The Revenant is the story of Hugh Glass; more specifically the story of Hugh Glass from August 21, 1823 to May 7, 1824. The fact is, we do not know many details about Hugh Glass, but what we do know is worthy of a book. Since information is limited, Punke adds fictional details that help hold the story together.

I find myself liking Hugh Glass from the start. He is a member of a trapping party and serves as scout, hunter, and performs related duties. One day, while fulfilling these duties, he is attacked by a sow grizzly bear. The bear attack only lasts two pages, but it is intense. His wounds are severe. His death appears imminent. Soon afterward, two other characters emerge as more prominent.

John Fitzgerald and Jim Bridger volunteer to stay with Glass until he dies and then respectfully bury him. We do not know much about the historical John Fitzgerald but Punke does a convincing job of making him the villain in the story. We know more about Jim Bridger, perhaps because he lived until 1878. Perhaps because he is known to have served as a guide for explorers, settlers, and even the U. S. Army. Perhaps because mountains, streams, and towns bear his name. But, a young Jim Bridger serves an infamous role in the Hugh Glass story.

Bridger is portayed as caring for Glass, even nursing wounds. In contrast, Fitzgerald is looking for some way to make death occur sooner. Eventually, they abandon him, robbing him of any tools for survival. From this time on, “as if from the dead” Hugh Glass is set on revenge.

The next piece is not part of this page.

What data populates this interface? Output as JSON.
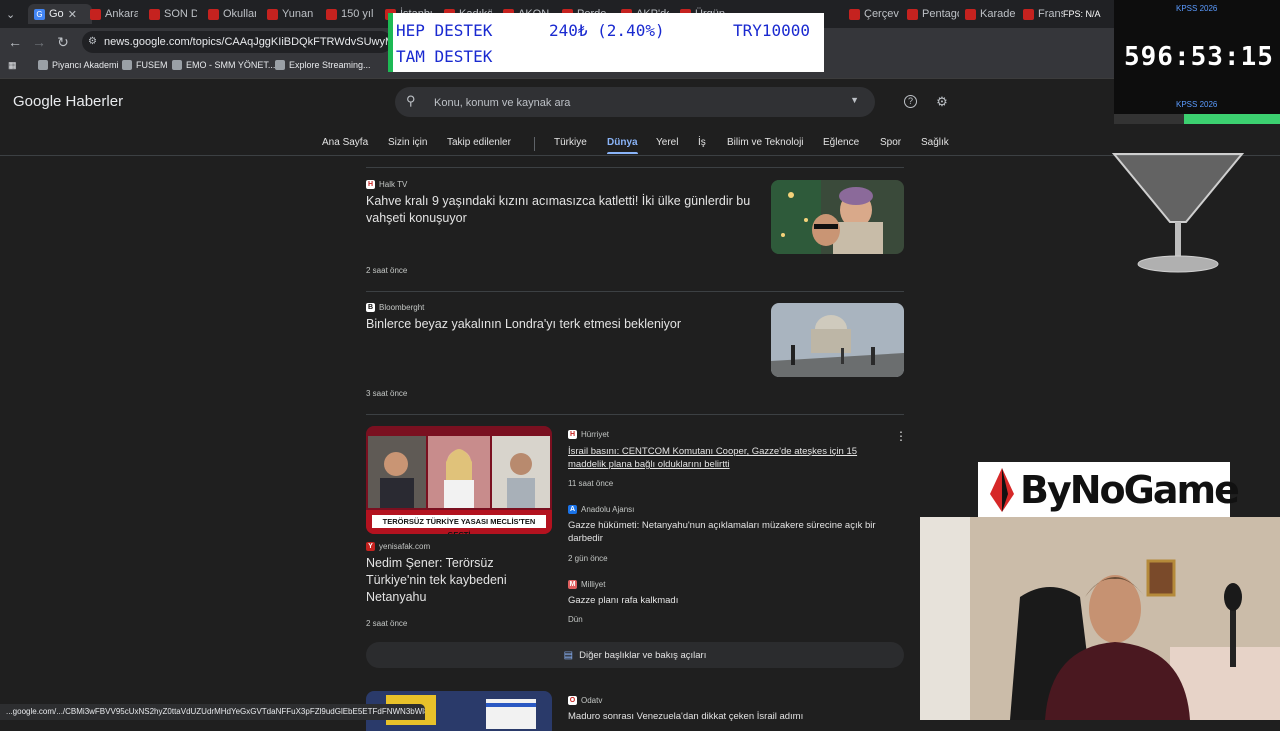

Hugh Glass crawls until he is able to walk with a crutch. But it is neither crawling nor crutch that moves him forward. Fighting infection, bad dreams, hunger, natives, and wolves along the way, it is revenge that carries him forward. Although Punke refers to Romans 12.9 early in the book, it does not appear to be a text Hugh Glass is interested in. The Revenant may prompt the reader to ask some questions about determination or adversity. It may cause us to explore how far we might be willing to go for revenge. The story of Hugh Glass is a miracle. It is a story of who a person is when stripped down to bare essentials. It is a story about revenge.

This book may inspire you to plan your own adventure. At the very least, you can settle for enjoying this one from a safe distance. This story reminds us that not all adventures are equal. Adventure is more enjoyable when you get to choose your own. This is an adventure Hugh Glass would not have chosen, it is forced upon him. Adventure is always more enjoyable when you are equipped with proper gear. Yet, that is exactly what makes this one so memorable. His gear is stolen from him. No base layer wicking away moisture. No lightweight fleece to help him stay warm and dry. No tools or weapons for hunting. No map to help with direction. None of the gear we might have hoped for if we were on this adventure. But, Hugh Glass is equipped with a need for revenge. And that is all he needs to reach his destination.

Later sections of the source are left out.